Pulnovo Medical, a medical device firm focusing on pulmonary hypertension (PH) and heart failure (HF) treatment, has completed a Series C funding round, securing close to $100m.
This funding was co-led by Qiming Venture Partners alongside Lilly Asia Ventures, an existing shareholder. Other participants included OrbiMed and Gaorong Capital, who contributed on a super pro-rata basis.
The capital will be directed towards advancing clinical trials globally, expanding international business operations, and supporting strategic growth initiatives.
Founded in 2013, Pulnovo Medical is said to leverage its clinical knowledge to drive scientific advancements and commercialisation efforts worldwide. Its focus is on developing therapeutic solutions for different stages of HF to enhance patient outcomes.

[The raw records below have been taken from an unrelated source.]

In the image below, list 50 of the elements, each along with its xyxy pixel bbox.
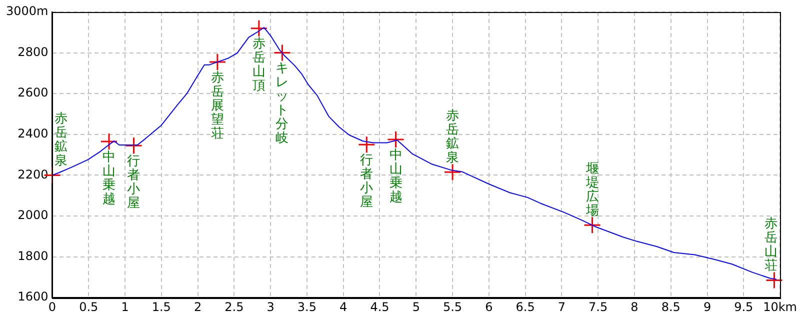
y-tick-label: 2400 — [18, 126, 48, 141]
x-tick-label: 6 — [485, 300, 493, 314]
annotation: 赤岳鉱泉 — [54, 112, 68, 169]
y-tick-label: 3000m — [6, 4, 48, 18]
point — [100, 132, 118, 150]
x-tick-label: 3 — [266, 300, 274, 314]
x-tick-label: 5.5 — [442, 300, 462, 314]
annotation: キレット分岐 — [276, 61, 289, 146]
point — [387, 130, 405, 148]
x-tick-label: 8 — [630, 300, 638, 314]
annotation: 行者小屋 — [127, 154, 140, 211]
annotation: 中山乗越 — [389, 148, 402, 205]
y-tick-label: 2800 — [18, 44, 48, 59]
point — [250, 20, 268, 38]
y-tick-label: 1600 — [18, 290, 48, 304]
annotation: 赤岳鉱泉 — [446, 108, 460, 166]
x-tick-label: 2.5 — [224, 300, 244, 314]
annotation: 赤岳山頂 — [252, 36, 266, 94]
point — [358, 136, 376, 154]
annotation: 行者小屋 — [360, 152, 374, 210]
x-tick-label: 7 — [558, 300, 566, 314]
y-tick-label: 2600 — [18, 86, 48, 100]
x-tick-label: 4.5 — [370, 300, 390, 314]
y-tick-label: 2200 — [18, 167, 48, 182]
x-tick-label: 7.5 — [588, 300, 608, 314]
x-tick-label: 9.5 — [734, 300, 754, 314]
point — [273, 44, 291, 62]
x-tick-label: 1 — [121, 300, 129, 314]
x-tick-label: 10km — [763, 300, 798, 314]
y-tick-label: 1800 — [18, 248, 48, 263]
point — [444, 163, 462, 181]
x-tick-label: 0 — [48, 300, 56, 314]
annotation: 赤岳山荘 — [764, 216, 778, 274]
x-tick-label: 9 — [703, 300, 712, 314]
x-tick-label: 1.5 — [152, 300, 171, 314]
point — [765, 272, 783, 290]
x-tick-label: 4 — [340, 300, 348, 314]
point — [208, 53, 226, 71]
x-tick-label: 8.5 — [661, 300, 680, 314]
x-tick-label: 6.5 — [516, 300, 535, 314]
x-tick-label: 5 — [412, 300, 420, 314]
annotation: 堰堤広場 — [584, 162, 599, 219]
x-tick-label: 2 — [194, 300, 202, 314]
y-tick-label: 2000 — [18, 208, 48, 222]
annotation: 中山乗越 — [102, 150, 116, 207]
x-tick-label: 0.5 — [79, 300, 98, 314]
point — [124, 136, 142, 154]
x-tick-label: 3.5 — [297, 300, 317, 314]
point — [584, 216, 602, 234]
annotation: 赤岳展望荘 — [210, 70, 224, 142]
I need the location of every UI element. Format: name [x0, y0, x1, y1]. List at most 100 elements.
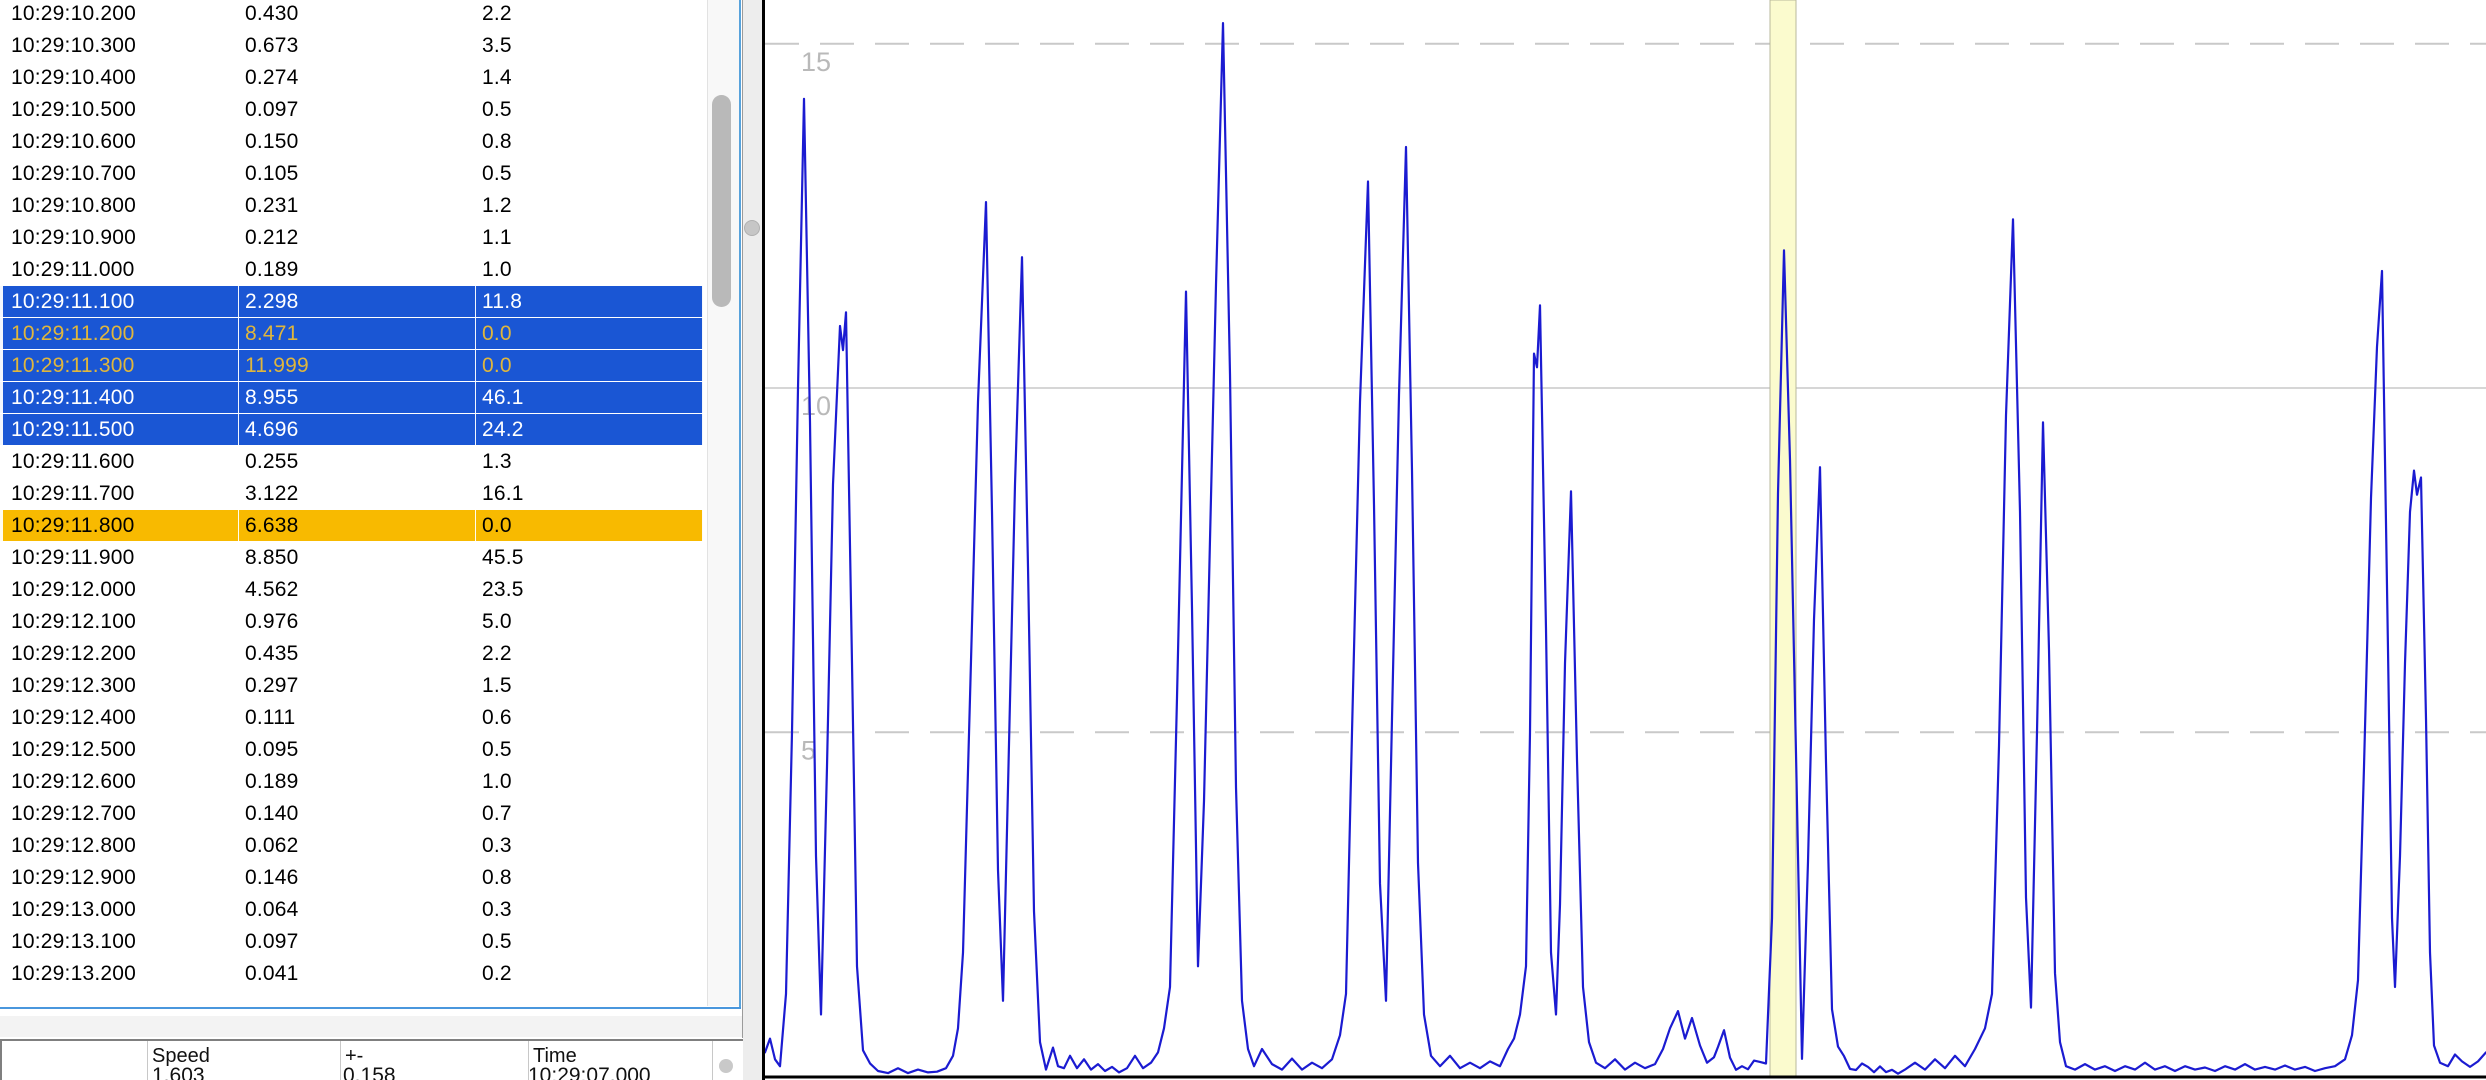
cell-time: 10:29:12.900	[0, 862, 239, 893]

Pulnovo Medical’s key product, Pulmonary Artery Denervation (PADN) technology, offers a minimally invasive treatment for PH. PADN utilises radiofrequency ablation to target the pulmonary vascular endothelial sympathetic nerve, effectively lowering pulmonary artery pressure and slowing disease progression.
PH is a condition with limited treatment options that can lead to heart failure and increased mortality.
In 2021, the firm’s PADN technology received the US Food and Drug Administration (FDA) breakthrough device designation for Group I, Group II, and Group IV PH. It was added to the European Society of Cardiology and European Respiratory Society Guidelines in 2022. By 2023, Pulnovo Medical achieved the Humanitarian Use Exemption Device designation for Group I PH.
The RF catheter and RF generator gained market approval in China at the end of 2023, becoming commercially available worldwide. In 2024, Pulnovo Medical’s 9F sheath accessory product secured FDA clearance.
In August 2024, Pulnovo Medical initiated Asia’s first international multi-centre clinical study of PADN for treating PH associated with left heart disease.